Ele abriu a porta do quarto em que estávamos hospedados e depois sumiu escada a baixo. Deitei Melissa delicadamente na cama e limpei seu rosto com água. Depois molhei uma toalha com álcool e aproximei de seu nariz. Ela tossiu, acordando do desmaio, respirei aliviado.

- Amor, consegue me ouvir? - Ela ficou me olhando, lágrimas voltaram a cair de seus olhos. Eu me senti o pior dos homens. Como pude submeter ela e meu filho àquele sofrimento? Ela se sentou, fez certo esforço, mas parecia bem.

- Não me chama assim, como teve coragem, Felipe? Prometeu que ia esperar, que ia pensar melhor. E pior, prometeu olhando nos meus olhos que nunca mentiria pra mim, que poderia confiar em ti. - As palavras saiam cuspidas de sua boca, junto com lágrimas doloridas, juntas demonstravam sua raiva.
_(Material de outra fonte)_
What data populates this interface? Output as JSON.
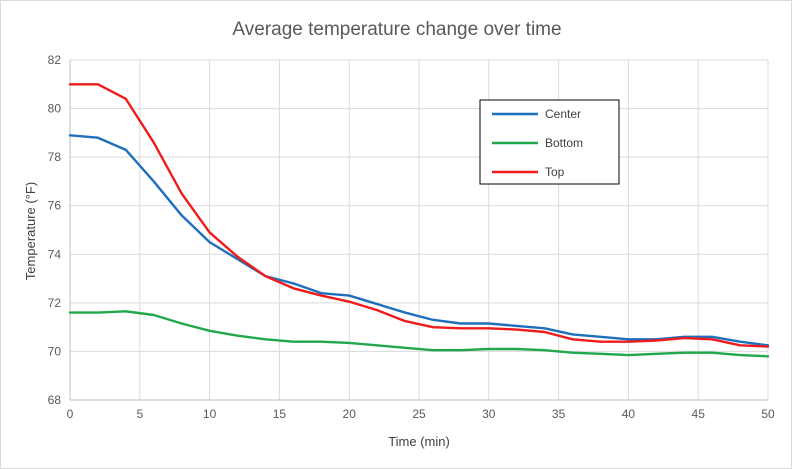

- Me desculpe, já estava feito.

- Prometeu que iria esperar. Me lembro agora. Alguns criados invadiram meu quarto depois do jantar e levaram Alex. - Ela levantou da cama, pensativa. - O choro dele agora é claro em minhas lembranças, assim como a dor que senti. Foi você que mandou fazerem isso, Felipe? - Ela não deixou eu responder, tamanha sua raiva e insatisfação. Seus olhos furiosos grudados em mim. - Foi você! Saiu em viagem como um covarde e mandou que fizessem o serviço por você.